Im Bett mit Frida Kahlo
Im Bett mit Frida Kahlo
Es gibt diesen Mythos vom aufrechten Gang: Nur wer steht und marschiert kann die Welt bewegen. Frida Kahlo hat das widerlegt – im Liegen.
Ein Großteil ihres Lebens spielte sich im Bett ab.
Schmerzen waren ihr ständiger Begleiter. Nach einem Busunfall blieb ihr Körper ein Konstrukt aus Schienen, Gipskorsetten und Narben.
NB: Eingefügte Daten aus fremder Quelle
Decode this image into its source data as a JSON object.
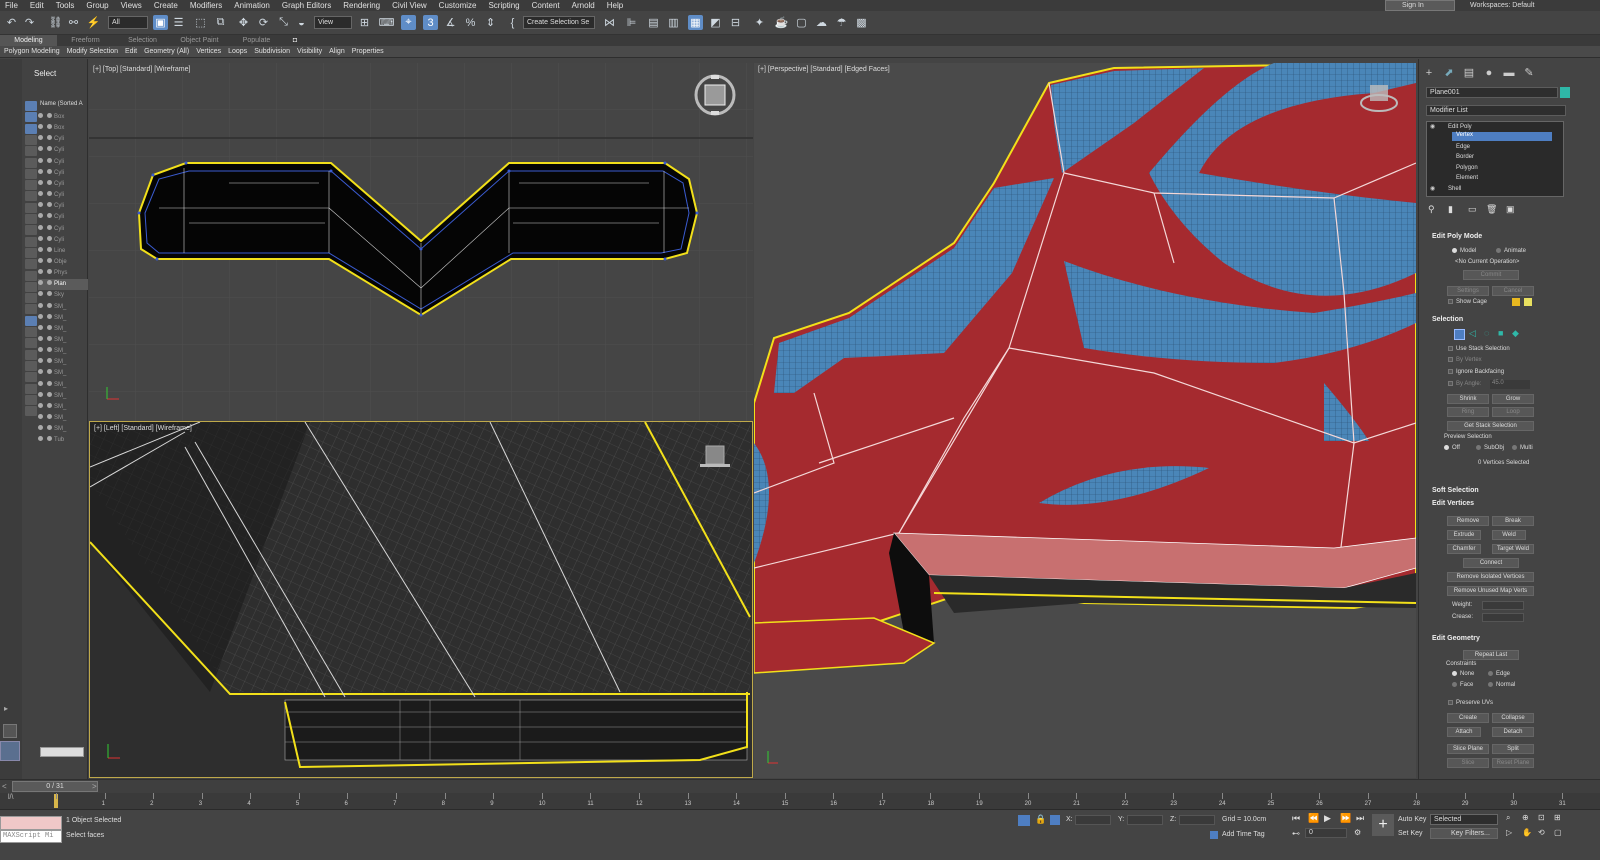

Während andere das Bett als Symbol von Krankheit und Stillstand sahen, machte Kahlo es zur Wiege ihrer Kunst. Dafür ließ sie sich einen Spiegel an die Zimmerdecke hängen. Darin blickte sie auf ihr Gesicht, ihren Körper, ihre Verletzlichkeit. In unzähligen Selbstporträts malte sie sich zurück ins Leben.
Sie zeigte: Brüche sind nicht immer das Ende. Manchmal sind sie ein Anfang.
Ich kenne das.
Mit 29 war ich nach meinem Schlaganfall ans Klinikbett gefesselt. Ein Arzt kam ins Zimmer und sagte beiläufig:
„Herr Herrmann, Sie werden gelähmt bleiben. Suchen Sie sich schon mal jemanden, der Sie wäscht und anzieht.“
Ich lag da wie aufgebahrt.
Plötzlich sah ich oben an der Decke Frida in ihrem Spiegel.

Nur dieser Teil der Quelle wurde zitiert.